Since ancient times, whenever a priest celebrated the sacrifice of the Mass he would put on a large poncho-like garment called a casula (chasuble) that covered his ordinary clothing. This vestment developed from the ordinary Roman attire of a farmer, who wore the large poncho to protect him from the elements. It eventually became associated with Christians in the 3rd century.
As the fashion trends shifted the chasuble ceased to be an ordinary garment but was still used by priests. By the 8th century, the chasuble was reserved for clergy members and began to be ornamented in a way that reflected its sacred function.
At first, the chasuble was large and bulky and required the help of other attendants at the liturgy to gather the many folds to better facilitate the movements of the priest. Over time it was cut down in shape, most extreme in the case of the “fiddleback” style chasuble during the last few centuries.
The symbolism of the chasuble can be found expressed in the traditional prayer that a priest prays before putting it on.
Domine, qui dixisti: Iugum meum suave est, et onus meum leve: fac, ut istud portare sic valeam, quod consequar tuam gratiam. Amen
O Lord, who has said, “My yoke is sweet and My burden light,” grant that I may so carry it as to merit Thy grace.

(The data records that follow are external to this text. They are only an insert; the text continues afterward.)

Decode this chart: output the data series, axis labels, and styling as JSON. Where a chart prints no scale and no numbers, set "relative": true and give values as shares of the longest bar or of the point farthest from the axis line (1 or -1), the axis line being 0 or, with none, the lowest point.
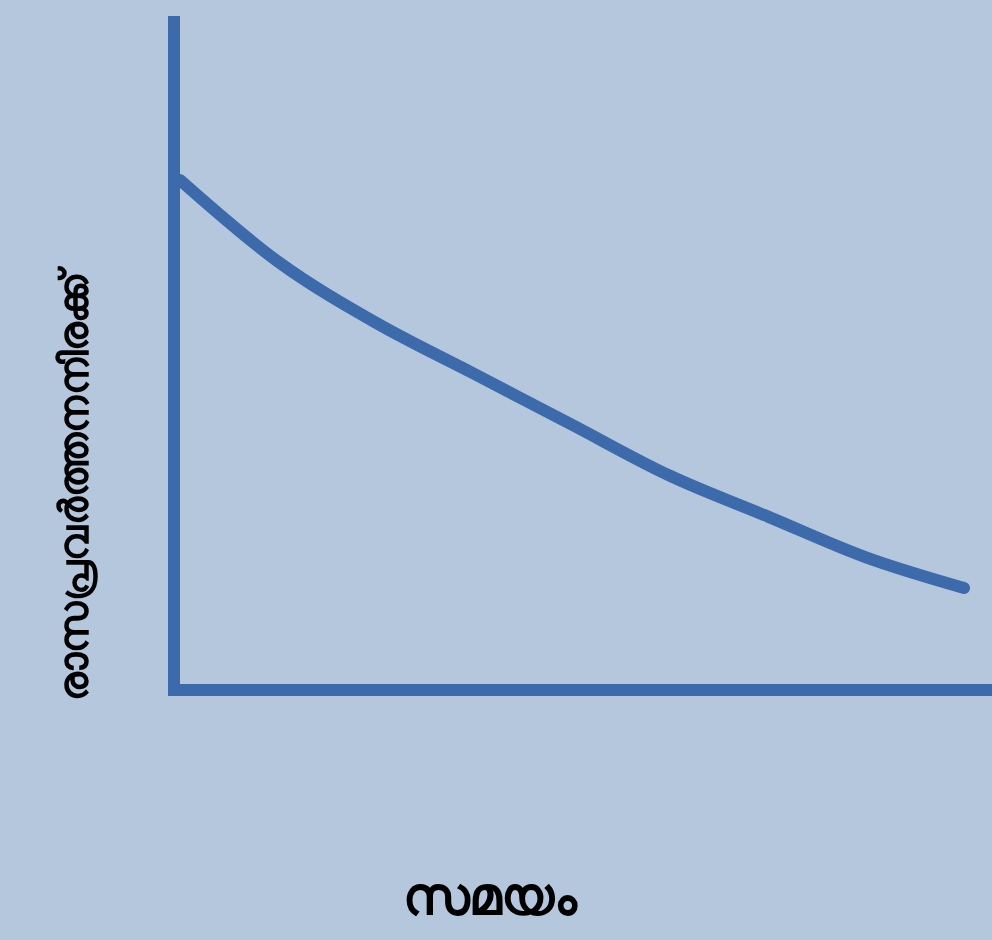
{
  "chart_data": {
    "type": "line",
    "relative": true,
    "xlabel": "സമയം",
    "ylabel": "രാസപ്രവർത്തനനിരക്ക്",
    "categories": [
      null,
      null,
      null,
      null,
      null,
      null,
      null,
      null,
      null
    ],
    "series": [
      {
        "color": "#3c6aaa",
        "values": [
          1,
          0.84,
          0.72,
          0.62,
          0.52,
          0.42,
          0.34,
          0.26,
          0.2
        ]
      }
    ],
    "tick_labels": false,
    "grid": false,
    "marker": "none",
    "line_style": "solid"
  }
}
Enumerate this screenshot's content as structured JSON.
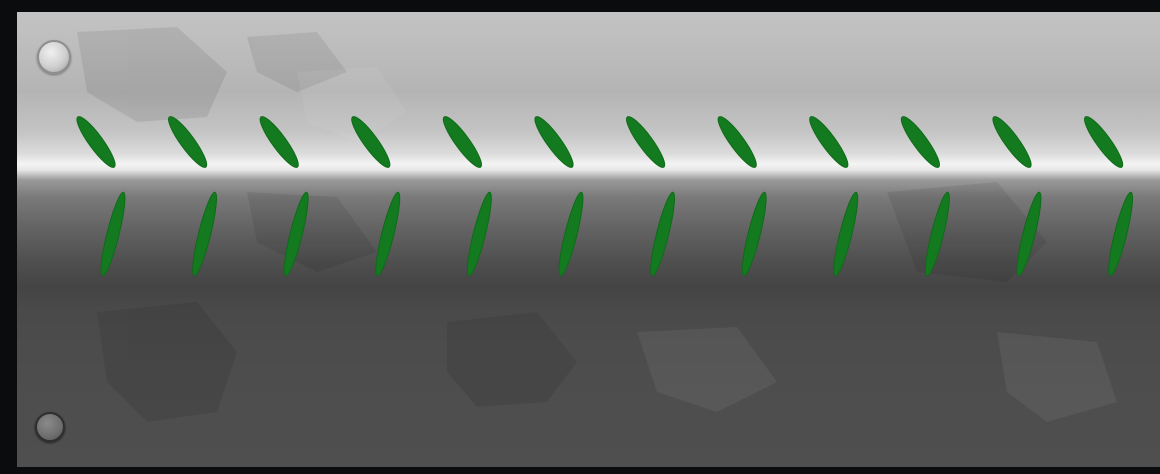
{
  "scene": {
    "background_color": "#0b0c0e",
    "panel_top_color": "#c3c3c3",
    "panel_highlight_color": "#f4f4f4",
    "panel_bottom_color": "#4f4f4f",
    "mark_color": "#137a1f",
    "mark_outline_color": "#0f6a19"
  },
  "marks": {
    "upper_row_count": 12,
    "lower_row_count": 12
  },
  "screws": [
    {
      "name": "top-left-screw"
    },
    {
      "name": "bottom-left-screw"
    }
  ]
}
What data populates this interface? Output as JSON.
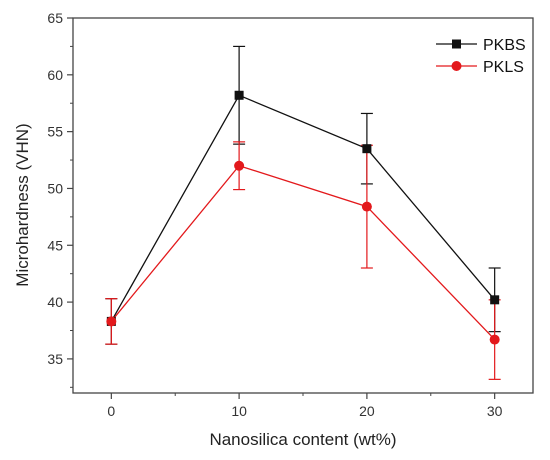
{
  "chart_data": {
    "type": "line",
    "xlabel": "Nanosilica content (wt%)",
    "ylabel": "Microhardness (VHN)",
    "x": [
      0,
      10,
      20,
      30
    ],
    "xlim": [
      -3,
      33
    ],
    "ylim": [
      32,
      65
    ],
    "xticks": [
      0,
      10,
      20,
      30
    ],
    "yticks": [
      35,
      40,
      45,
      50,
      55,
      60,
      65
    ],
    "grid": false,
    "legend_position": "top-right",
    "series": [
      {
        "name": "PKBS",
        "color": "#111111",
        "marker": "square",
        "values": [
          38.3,
          58.2,
          53.5,
          40.2
        ],
        "error_low": [
          36.3,
          53.9,
          50.4,
          37.4
        ],
        "error_high": [
          40.3,
          62.5,
          56.6,
          43.0
        ]
      },
      {
        "name": "PKLS",
        "color": "#e3191c",
        "marker": "circle",
        "values": [
          38.3,
          52.0,
          48.4,
          36.7
        ],
        "error_low": [
          36.3,
          49.9,
          43.0,
          33.2
        ],
        "error_high": [
          40.3,
          54.1,
          53.8,
          40.2
        ]
      }
    ]
  }
}
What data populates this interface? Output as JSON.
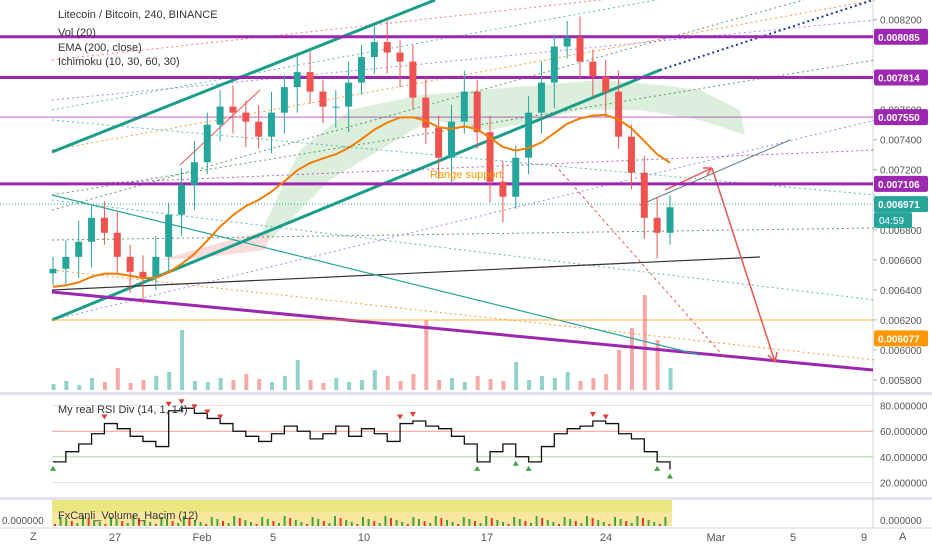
{
  "header": {
    "title": "Litecoin / Bitcoin, 240, BINANCE",
    "ind_vol": "Vol (20)",
    "ind_ema": "EMA (200, close)",
    "ind_ichimoku": "Ichimoku (10, 30, 60, 30)"
  },
  "annotation_range": "Range support",
  "rsi_title": "My real RSI Div (14, 1, 14)",
  "vol_title": "FxCanli_Volume_Hacim (12)",
  "left_axis_label": "0.000000",
  "timezone_btn": "Z",
  "auto_btn": "A",
  "countdown": "04:59",
  "colors": {
    "up": "#26a69a",
    "down": "#ef5350",
    "purple": "#9c27b0",
    "teal": "#1a9e8a",
    "ema": "#f57c00",
    "orange_level": "#ff9800"
  },
  "chart_data": [
    {
      "type": "candlestick",
      "title": "Litecoin / Bitcoin, 240, BINANCE",
      "x_ticks": [
        "27",
        "Feb",
        "5",
        "10",
        "17",
        "24",
        "Mar",
        "5",
        "9"
      ],
      "y_ticks": [
        0.0058,
        0.006,
        0.0062,
        0.0064,
        0.0066,
        0.0068,
        0.007,
        0.0072,
        0.0074,
        0.0076,
        0.0078,
        0.0082
      ],
      "y_range": [
        0.00572,
        0.00833
      ],
      "price_labels": [
        {
          "value": 0.008085,
          "text": "0.008085",
          "color": "#9c27b0"
        },
        {
          "value": 0.007814,
          "text": "0.007814",
          "color": "#9c27b0"
        },
        {
          "value": 0.00755,
          "text": "0.007550",
          "color": "#9c27b0"
        },
        {
          "value": 0.007106,
          "text": "0.007106",
          "color": "#9c27b0"
        },
        {
          "value": 0.006971,
          "text": "0.006971",
          "color": "#26a69a"
        },
        {
          "value": 0.006077,
          "text": "0.006077",
          "color": "#ff9800"
        }
      ],
      "horizontal_levels": [
        0.008085,
        0.007814,
        0.00755,
        0.007106
      ],
      "current_price": 0.006971,
      "support_level": 0.006077,
      "price_path": [
        0.00654,
        0.00662,
        0.00672,
        0.00688,
        0.00678,
        0.00662,
        0.00652,
        0.00648,
        0.00662,
        0.0069,
        0.0071,
        0.00725,
        0.0075,
        0.00762,
        0.00758,
        0.00752,
        0.00742,
        0.00758,
        0.00775,
        0.00785,
        0.00772,
        0.00762,
        0.00762,
        0.00778,
        0.00795,
        0.00805,
        0.00798,
        0.00792,
        0.00768,
        0.00748,
        0.00728,
        0.00752,
        0.00772,
        0.00745,
        0.00712,
        0.00702,
        0.00728,
        0.00758,
        0.00778,
        0.00802,
        0.00808,
        0.00792,
        0.00782,
        0.00772,
        0.00742,
        0.00718,
        0.00688,
        0.00678,
        0.00695
      ]
    },
    {
      "type": "line",
      "title": "My real RSI Div (14, 1, 14)",
      "y_ticks": [
        20,
        40,
        60,
        80
      ],
      "ylim": [
        14,
        86
      ],
      "values": [
        36,
        44,
        50,
        58,
        66,
        62,
        56,
        52,
        48,
        76,
        78,
        74,
        70,
        66,
        60,
        56,
        52,
        58,
        64,
        60,
        54,
        58,
        64,
        56,
        62,
        58,
        52,
        66,
        68,
        64,
        62,
        56,
        50,
        36,
        44,
        50,
        40,
        36,
        48,
        58,
        62,
        64,
        68,
        66,
        58,
        54,
        44,
        36,
        30
      ]
    }
  ]
}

The chasuble is seen as the “yoke of Christ” and reminds the priest that he is “another Christ” in the sacrifice of the Mass and to “put on the new man, who according to God is created in justice and holiness of truth” (Ephesians 4:24).
Additionally, the chasuble symbolizes the “seamless garment” worn by Christ when he was led to his crucifixion. This further accentuates the connection between the priest, the Mass, and the sacrifice of Jesus on the cross. A common ornamentation of the chasuble is a large cross on the back or front of the vestment to further cement the symbolism. The color of this vestment is coordinated with the symbolic color of the liturgical season or feast.
For these reasons, the Church holds on to this ancient garment, reminding the priest (and the people) that the Mass is not an ordinary event, but one that is sacred and like nothing else on the face of the earth.